The unusual part is the region list. A region(...) is also a filter object. To scan only common biallelic SNPs in each cis window, build one combined filter per gene: region & maf & snp & biallelic. That lets genoio use region pushdown first, then apply the remaining predicates while reading candidate variants.

import polars as pl
import genoio

ds = genoio.bgen("data/chr22_hg38.bgen")

# `samples` defines the row order of X_region for every returned region.
samples = ds.samples()

expression = pl.read_csv("expression.tsv", separator="\t")
covariates = pl.read_csv("covariates.tsv", separator="\t")
genes = pl.read_csv("cis_windows.tsv", separator="\t")

design = (
    # Start from genotype sample order so expression, covariates, and genotypes align.
    samples.select("iid")
    .join(expression, on="iid", how="left")
    .join(covariates.select("iid", "age", "sex", "PC1", "PC2"), on="iid", how="left")
)
C = design.select("age", "sex", "PC1", "PC2").to_numpy()

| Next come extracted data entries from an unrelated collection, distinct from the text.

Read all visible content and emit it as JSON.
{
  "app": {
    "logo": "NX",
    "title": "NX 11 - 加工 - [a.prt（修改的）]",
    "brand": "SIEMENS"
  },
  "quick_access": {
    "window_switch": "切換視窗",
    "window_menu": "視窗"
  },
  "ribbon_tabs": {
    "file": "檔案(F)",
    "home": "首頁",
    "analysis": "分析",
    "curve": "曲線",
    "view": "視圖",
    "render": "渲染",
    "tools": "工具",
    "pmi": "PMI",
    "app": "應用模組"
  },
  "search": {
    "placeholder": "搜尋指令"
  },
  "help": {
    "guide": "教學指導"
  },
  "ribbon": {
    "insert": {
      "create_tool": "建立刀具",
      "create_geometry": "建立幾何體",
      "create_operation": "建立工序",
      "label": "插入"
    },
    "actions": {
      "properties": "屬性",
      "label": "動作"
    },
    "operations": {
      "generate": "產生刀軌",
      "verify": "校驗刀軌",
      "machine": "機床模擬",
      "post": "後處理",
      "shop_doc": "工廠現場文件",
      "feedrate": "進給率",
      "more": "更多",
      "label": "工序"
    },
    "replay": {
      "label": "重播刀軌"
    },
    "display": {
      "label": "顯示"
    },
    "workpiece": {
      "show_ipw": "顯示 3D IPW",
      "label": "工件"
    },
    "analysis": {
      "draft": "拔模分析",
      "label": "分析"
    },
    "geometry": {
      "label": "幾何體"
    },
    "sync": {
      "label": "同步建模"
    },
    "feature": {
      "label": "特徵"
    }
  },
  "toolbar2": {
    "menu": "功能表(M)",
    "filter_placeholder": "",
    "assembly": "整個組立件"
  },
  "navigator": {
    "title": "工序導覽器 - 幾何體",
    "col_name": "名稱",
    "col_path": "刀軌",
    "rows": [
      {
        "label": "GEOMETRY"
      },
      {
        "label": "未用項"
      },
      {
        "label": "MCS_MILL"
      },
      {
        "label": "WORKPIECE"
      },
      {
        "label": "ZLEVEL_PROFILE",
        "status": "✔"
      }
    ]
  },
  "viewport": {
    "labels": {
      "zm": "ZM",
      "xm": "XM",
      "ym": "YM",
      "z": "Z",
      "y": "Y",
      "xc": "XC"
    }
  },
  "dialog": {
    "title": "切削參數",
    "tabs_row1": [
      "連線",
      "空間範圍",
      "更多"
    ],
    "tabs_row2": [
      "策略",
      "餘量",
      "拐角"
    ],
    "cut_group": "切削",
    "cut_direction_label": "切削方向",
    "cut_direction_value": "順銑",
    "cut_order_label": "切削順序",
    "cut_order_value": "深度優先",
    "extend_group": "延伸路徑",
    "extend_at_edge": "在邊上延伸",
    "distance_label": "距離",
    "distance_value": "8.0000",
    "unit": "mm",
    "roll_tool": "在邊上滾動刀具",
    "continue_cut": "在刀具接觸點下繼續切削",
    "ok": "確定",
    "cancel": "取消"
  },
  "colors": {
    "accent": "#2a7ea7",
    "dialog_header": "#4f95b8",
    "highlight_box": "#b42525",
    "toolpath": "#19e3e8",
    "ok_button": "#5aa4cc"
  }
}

# This shared filter is applied inside every cis window.
variant_filter = genoio.maf(max=0.05) & genoio.snp() & genoio.biallelic()

# Each list element is a complete read filter for one gene's cis window.
# The region predicate can use indexed VCF/BGEN reads when an index exists.
regions = [genoio.region(region) & variant_filter for region in genes["cis_region"]]

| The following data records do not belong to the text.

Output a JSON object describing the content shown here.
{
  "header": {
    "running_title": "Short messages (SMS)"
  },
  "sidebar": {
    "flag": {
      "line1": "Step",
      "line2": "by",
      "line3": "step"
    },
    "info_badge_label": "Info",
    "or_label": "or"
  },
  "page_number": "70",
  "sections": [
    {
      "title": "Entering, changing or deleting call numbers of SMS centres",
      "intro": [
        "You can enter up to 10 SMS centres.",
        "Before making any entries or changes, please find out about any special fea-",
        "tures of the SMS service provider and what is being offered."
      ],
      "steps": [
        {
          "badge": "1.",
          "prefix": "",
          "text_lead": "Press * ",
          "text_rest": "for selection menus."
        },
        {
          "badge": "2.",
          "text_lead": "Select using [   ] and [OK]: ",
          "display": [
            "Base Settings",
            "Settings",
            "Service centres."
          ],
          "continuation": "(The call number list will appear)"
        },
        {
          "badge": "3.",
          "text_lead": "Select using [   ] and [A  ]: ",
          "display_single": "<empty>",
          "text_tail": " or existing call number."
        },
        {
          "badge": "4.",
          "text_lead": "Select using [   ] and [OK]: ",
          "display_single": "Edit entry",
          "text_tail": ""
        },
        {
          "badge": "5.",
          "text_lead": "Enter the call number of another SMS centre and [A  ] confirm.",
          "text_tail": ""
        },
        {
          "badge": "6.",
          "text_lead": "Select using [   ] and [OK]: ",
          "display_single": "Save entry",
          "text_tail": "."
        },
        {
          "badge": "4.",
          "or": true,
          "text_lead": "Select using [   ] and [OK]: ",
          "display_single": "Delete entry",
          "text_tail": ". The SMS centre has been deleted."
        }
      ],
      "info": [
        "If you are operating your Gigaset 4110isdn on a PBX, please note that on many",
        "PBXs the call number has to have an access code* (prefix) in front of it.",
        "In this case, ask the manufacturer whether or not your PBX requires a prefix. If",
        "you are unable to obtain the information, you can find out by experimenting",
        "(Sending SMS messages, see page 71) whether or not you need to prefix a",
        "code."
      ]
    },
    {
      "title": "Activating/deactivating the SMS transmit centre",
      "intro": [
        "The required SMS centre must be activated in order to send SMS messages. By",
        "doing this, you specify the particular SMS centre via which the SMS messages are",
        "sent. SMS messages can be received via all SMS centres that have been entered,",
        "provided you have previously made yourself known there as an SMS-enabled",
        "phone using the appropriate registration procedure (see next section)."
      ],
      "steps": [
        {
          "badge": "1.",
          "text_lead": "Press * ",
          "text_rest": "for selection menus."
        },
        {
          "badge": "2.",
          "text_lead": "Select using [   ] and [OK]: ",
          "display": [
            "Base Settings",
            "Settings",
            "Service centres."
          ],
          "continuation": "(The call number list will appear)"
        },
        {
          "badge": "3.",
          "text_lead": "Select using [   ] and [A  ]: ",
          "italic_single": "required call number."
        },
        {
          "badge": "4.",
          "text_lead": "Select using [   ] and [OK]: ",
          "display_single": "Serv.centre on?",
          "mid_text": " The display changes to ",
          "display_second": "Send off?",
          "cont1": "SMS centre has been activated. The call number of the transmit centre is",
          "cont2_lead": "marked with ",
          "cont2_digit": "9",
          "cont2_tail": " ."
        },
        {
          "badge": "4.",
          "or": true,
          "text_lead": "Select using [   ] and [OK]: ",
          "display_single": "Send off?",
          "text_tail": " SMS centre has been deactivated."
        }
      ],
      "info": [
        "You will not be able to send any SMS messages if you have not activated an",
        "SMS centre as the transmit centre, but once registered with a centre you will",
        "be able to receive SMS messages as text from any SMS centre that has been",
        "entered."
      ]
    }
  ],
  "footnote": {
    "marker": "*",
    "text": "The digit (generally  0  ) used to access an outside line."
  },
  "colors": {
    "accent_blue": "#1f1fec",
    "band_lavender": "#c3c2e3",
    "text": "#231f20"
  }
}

for region_index, (region, (X_region, variants)) in enumerate(
    ds.iter_regions(regions, dosage="dosage", return_variants=True)
):
    # Use the region index to pull the matching gene metadata and phenotype.
    gene = genes.row(region_index, named=True)
    y_region = design[gene["gene_id"]].to_numpy()

    # X_region contains only variants retained for this gene's cis window.
    cis_scan(X_region, y_region, C, gene=gene["gene_id"], region=region, variants=variants)

Use iter_regions(...) when each genomic interval has its own phenotype or analysis context. Unlike iter_blocks(...), the iterator boundary is part of the scientific question, not just a matrix chunk size.